Everyone lied to me. Ever since…ever since Lisa was gone, everyone did nothing but lie to me.

'It'll be alright.'

'It'll get better. Trust me.'

'You just need to be around friends, Kensei.'

'You'll find someone again. You just got to have faith.'

Lies, lies, and even more lies. I was sick of it. Talking to my family did nothing. My friends were hollow. My therapy was nothing but an emotional drain for me. I wanted out.

'What do you think he'll look like, Kensei? I want him to look like you. And have your sharp jawline. And he can have my eyes, like you want him to. It's so crazy, isn't it? In just a few months, we're going to be parents to a baby boy…'

She had been my world. She had been my everything. I wanted to be with her forever and more. And when she got pregnant, I thought we were meant to be. She was perfect.And then everything went so wrong.

'Where's my Lisa? Is she okay!? Doctor, what's wrong with my Lisa?'

'Everything is fine, Mr. Muguruma. It's just a difficult birth. It's taking it's toll on her.'

'Doctor, will she live? Will she be alright? What about the baby? Listen, I told her I'd be there for her. I told her I'd stay by her side until it was all over. Please, just let me in. She needs me. My Lisa needs me. Just. Let. Me. THROUGH! LISA!'

I stopped answering my phone. I stopped going to my sessions. Everyone was worried. But I didn't care. It didn't matter. Nothing mattered. I was slowly slipping into darkness and I couldn't be bothered to save myself.

And then he came along.

I slowly turned around to face Shuhhei. The boy was staring at me, wide-eyed and concerned. His hands were clenched into fists at his side.

'Kensei?' he said tentatively.

I had been standing at the bus stop, a year since Lisa had gone (left me), and there he was. He was waiting for the bus like me.

My entire body had frozen. My heart had stopped. I couldn't believe my eyes. I thought the world was torturing me. How was it possible for someone to look that similar to her? I didn't believe in reincarnation but at that moment, if someone told me that the sky was red instead of blue, I would've believed them.

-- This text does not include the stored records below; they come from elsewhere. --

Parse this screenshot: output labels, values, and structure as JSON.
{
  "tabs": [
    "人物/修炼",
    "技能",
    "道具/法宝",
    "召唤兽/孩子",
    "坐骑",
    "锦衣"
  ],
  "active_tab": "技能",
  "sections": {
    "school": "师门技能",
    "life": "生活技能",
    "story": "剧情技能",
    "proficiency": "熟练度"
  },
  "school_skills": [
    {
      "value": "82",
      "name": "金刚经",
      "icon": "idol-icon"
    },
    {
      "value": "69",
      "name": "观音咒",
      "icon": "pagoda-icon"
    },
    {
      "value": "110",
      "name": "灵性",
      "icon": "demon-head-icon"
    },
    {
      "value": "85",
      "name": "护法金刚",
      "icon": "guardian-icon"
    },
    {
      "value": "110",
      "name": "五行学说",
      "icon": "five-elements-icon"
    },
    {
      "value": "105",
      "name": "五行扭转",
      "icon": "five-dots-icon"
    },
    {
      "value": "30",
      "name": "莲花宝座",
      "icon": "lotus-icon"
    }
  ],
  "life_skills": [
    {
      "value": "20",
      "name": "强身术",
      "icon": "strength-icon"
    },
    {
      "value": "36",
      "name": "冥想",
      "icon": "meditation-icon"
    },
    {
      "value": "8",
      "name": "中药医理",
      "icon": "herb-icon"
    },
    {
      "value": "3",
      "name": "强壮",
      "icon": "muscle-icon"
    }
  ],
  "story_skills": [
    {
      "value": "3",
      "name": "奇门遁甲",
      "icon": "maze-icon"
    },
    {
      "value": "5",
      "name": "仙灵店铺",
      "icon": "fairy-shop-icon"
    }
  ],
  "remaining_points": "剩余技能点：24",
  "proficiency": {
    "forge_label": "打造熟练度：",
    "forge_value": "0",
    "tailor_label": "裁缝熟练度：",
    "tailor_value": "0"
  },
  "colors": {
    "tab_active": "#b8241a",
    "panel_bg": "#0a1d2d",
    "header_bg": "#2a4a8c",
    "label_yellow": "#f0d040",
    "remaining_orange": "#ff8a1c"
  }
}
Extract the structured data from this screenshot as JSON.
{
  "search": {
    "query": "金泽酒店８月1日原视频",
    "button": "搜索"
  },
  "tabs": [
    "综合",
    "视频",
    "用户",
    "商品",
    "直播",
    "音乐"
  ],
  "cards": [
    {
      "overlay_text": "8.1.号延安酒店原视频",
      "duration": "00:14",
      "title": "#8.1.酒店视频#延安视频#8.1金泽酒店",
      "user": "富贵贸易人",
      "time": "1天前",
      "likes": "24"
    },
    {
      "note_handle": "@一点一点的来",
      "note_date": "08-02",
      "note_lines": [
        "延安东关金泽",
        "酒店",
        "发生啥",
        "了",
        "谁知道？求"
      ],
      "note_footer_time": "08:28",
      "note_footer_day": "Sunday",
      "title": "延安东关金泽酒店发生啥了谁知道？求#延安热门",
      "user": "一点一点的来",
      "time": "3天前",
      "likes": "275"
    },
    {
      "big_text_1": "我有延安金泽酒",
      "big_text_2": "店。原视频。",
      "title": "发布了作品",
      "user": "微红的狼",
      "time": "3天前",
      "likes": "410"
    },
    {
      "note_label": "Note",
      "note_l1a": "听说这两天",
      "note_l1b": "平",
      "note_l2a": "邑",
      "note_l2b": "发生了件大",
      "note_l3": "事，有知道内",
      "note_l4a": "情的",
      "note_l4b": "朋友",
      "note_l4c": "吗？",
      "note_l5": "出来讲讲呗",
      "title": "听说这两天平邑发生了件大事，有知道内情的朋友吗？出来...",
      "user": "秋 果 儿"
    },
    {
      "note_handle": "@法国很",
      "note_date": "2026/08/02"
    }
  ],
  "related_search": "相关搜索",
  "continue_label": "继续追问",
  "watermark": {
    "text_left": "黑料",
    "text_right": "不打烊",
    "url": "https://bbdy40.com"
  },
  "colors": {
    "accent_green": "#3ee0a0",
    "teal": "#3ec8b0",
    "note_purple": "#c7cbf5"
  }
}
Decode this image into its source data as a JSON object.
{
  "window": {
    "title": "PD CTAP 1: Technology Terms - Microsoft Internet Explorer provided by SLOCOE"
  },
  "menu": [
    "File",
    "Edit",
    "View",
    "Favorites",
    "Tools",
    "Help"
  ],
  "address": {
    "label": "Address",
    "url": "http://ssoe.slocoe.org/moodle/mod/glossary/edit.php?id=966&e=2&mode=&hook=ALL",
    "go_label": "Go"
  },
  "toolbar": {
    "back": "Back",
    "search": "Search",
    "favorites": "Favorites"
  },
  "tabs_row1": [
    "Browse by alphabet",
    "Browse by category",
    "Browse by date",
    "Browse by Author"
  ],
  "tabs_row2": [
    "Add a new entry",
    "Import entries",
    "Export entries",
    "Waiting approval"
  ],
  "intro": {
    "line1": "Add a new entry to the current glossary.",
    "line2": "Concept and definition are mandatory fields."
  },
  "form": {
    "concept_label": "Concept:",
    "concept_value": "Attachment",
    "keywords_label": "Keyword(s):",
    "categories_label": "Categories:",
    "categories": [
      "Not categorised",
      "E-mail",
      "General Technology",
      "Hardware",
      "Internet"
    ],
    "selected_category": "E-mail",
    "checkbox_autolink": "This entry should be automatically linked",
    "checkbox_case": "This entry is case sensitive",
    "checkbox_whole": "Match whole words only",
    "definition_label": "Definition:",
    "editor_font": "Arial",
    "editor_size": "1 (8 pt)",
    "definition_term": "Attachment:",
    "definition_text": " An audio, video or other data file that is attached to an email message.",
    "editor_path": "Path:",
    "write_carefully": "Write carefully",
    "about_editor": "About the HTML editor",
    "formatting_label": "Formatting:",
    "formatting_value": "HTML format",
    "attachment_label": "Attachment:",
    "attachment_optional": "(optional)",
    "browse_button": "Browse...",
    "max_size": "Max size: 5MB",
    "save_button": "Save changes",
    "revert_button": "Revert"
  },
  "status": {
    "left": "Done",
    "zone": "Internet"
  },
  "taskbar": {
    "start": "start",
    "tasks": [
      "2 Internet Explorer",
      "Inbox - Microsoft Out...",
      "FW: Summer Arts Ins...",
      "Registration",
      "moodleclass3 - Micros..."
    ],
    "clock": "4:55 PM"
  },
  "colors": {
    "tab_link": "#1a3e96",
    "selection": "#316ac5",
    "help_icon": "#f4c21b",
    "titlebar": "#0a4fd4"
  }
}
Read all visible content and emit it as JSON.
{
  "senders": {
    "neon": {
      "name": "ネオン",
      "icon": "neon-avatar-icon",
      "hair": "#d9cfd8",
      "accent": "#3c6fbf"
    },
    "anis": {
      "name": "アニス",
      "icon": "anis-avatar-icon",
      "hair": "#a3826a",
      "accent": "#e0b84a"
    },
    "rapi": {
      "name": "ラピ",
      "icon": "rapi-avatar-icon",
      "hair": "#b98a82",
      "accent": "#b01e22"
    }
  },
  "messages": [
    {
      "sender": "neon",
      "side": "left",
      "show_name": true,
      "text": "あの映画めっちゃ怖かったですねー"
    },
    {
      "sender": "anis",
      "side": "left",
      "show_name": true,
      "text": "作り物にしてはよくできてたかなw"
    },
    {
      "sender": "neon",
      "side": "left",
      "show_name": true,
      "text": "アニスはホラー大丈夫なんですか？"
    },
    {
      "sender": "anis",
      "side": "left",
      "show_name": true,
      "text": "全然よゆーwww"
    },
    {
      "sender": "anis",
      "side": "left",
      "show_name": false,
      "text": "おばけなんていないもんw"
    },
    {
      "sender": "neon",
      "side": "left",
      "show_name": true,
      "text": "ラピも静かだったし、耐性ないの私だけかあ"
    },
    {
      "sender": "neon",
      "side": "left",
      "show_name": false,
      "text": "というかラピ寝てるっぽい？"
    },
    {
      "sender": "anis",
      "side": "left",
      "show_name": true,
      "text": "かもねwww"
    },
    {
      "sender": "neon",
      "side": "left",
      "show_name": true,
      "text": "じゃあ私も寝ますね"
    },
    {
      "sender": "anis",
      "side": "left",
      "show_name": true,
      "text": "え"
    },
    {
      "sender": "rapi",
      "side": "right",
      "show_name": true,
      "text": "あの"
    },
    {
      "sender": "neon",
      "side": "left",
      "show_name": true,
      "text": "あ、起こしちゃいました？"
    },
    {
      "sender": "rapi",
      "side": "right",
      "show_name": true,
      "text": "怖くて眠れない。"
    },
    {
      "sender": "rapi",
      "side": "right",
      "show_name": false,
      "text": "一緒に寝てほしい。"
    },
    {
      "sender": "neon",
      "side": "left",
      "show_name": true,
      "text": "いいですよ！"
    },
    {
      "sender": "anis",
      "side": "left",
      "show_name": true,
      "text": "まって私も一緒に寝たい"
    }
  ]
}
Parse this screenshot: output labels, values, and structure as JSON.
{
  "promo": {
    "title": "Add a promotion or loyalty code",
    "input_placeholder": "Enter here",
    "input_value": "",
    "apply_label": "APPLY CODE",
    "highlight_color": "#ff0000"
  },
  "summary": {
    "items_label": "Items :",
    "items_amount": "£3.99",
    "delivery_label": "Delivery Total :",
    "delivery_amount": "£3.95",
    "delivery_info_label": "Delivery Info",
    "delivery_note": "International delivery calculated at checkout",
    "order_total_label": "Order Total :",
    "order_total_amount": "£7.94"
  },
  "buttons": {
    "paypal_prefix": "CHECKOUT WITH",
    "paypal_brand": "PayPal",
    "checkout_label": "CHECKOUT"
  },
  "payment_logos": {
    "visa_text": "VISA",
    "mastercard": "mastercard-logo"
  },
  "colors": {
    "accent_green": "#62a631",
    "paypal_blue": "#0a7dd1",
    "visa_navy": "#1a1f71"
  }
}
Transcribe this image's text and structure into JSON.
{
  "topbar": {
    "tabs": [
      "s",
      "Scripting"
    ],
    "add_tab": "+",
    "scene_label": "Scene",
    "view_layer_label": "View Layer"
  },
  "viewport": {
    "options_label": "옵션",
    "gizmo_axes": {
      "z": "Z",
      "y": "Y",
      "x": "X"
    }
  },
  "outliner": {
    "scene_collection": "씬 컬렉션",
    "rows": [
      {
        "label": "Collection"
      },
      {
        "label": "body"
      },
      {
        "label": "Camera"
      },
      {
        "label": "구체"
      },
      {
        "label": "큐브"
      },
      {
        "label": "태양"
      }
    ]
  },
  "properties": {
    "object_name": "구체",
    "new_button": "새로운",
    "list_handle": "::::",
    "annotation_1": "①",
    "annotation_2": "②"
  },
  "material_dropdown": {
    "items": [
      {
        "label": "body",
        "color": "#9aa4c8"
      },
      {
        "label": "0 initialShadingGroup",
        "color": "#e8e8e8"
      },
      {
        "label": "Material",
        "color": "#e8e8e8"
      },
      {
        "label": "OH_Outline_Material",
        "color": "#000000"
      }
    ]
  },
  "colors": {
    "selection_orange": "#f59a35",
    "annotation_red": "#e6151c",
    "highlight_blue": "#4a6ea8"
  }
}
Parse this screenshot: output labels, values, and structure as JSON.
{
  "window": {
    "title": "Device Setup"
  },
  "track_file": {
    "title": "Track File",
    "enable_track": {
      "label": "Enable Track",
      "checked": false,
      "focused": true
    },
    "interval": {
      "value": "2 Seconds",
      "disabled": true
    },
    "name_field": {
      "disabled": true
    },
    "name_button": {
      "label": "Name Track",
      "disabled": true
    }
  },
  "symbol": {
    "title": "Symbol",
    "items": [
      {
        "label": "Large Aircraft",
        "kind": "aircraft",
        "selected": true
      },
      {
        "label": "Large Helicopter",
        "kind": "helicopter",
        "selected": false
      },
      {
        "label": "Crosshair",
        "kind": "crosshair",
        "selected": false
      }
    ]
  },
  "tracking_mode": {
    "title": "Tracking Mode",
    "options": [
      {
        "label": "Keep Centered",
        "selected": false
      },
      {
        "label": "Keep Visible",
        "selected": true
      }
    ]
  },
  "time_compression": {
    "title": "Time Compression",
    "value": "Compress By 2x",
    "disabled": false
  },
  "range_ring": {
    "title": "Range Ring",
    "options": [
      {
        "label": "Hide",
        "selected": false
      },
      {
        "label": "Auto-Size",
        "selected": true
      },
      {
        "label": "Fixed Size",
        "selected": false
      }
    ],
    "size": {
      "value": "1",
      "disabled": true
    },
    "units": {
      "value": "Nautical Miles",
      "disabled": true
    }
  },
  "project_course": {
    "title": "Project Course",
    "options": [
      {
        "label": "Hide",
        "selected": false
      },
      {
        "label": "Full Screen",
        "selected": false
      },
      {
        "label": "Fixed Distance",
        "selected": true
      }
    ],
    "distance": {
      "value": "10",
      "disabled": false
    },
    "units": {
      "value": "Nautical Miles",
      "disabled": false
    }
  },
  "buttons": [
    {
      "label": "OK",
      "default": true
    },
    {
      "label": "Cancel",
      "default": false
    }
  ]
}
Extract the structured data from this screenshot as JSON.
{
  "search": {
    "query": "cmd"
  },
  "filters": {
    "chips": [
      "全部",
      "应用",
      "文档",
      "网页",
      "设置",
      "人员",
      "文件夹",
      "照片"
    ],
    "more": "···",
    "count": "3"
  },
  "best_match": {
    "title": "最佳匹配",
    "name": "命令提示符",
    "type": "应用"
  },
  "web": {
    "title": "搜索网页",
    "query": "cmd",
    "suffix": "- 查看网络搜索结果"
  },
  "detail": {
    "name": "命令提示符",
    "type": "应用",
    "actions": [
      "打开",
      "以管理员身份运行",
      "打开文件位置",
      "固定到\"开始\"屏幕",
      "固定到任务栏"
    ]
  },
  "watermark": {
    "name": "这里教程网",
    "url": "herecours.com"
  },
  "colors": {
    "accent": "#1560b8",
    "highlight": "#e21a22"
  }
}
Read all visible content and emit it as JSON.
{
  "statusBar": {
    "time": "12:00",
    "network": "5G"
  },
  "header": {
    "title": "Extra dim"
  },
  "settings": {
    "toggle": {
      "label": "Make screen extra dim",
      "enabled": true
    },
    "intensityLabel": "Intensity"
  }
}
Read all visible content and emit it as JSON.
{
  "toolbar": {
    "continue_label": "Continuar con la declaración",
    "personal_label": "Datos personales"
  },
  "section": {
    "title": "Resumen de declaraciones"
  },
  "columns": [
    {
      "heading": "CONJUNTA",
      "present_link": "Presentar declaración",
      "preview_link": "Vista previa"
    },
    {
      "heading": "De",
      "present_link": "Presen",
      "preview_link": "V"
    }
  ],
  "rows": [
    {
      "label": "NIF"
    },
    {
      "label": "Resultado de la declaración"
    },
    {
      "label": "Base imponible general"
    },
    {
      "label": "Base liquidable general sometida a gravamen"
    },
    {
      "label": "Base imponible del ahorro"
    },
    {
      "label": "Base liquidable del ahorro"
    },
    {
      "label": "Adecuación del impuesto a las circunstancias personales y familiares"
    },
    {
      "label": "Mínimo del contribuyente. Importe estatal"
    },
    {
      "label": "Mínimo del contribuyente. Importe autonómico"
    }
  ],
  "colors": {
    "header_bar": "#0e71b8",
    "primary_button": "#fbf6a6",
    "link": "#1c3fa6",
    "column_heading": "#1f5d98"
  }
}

For the first time in a year, I had wanted to cry, scream and laugh all at the same time. I had given up on life. And then there it was at the bus stop, calling out to me to live, giving me a second chance to be a better man, lover, father.

Call me a sick man. I didn't care. I couldn't forget him. So I followed him. I found out who he was, where he lived, worked, studied. I wanted to know everything about him. I knew it was no coincidence that I had met the boy who was the spitting image of my wife. And that was how I found out his life was worse than mine, living with a monster who called himself a father, and being bullied just for existing.

At that moment, I wanted to save him. Take him away from that horrible life but I just couldn't bring myself to do it. I was already being a pervert, stalking him everywhere. Kidnapping him would not only put my life at risk but his as well. It was unthinkable. I was content with just watching him. Having him would be too painful, too…good for a man like me.

But then that day at the Greek place he said something to me that I couldn't walk away from. My mind had been made up. I was going to take him home with me. And there was no going back after that.

I slowly walked up to him and gently cupped his face. He let me. He was strangely calm. It almost made me nervous. Damn it, I wish I hadn't thrown those pills away.

Licking my lips, I leaned down and pressed my mouth against his. He didn't pull away, letting me deepen the kiss. I kissed him long and hard, and when I pulled away, he gasped for air. I leaned my forehead against his.

'I promised,' I murmured. 'I made a promise to save you.' I now framed his face with my hands. 'And I won't go back on my promise.'

Shuuhei looked me in the eyes, those lovely green eyes. And nodded. I kissed him again.

Sometimes I wondered if he was my savior instead of me being his.

Lisa perched on the arm of the sofa. She crossed her arms and studied the boy. Her eyes narrowed. 'There's something off about him,' she murmured.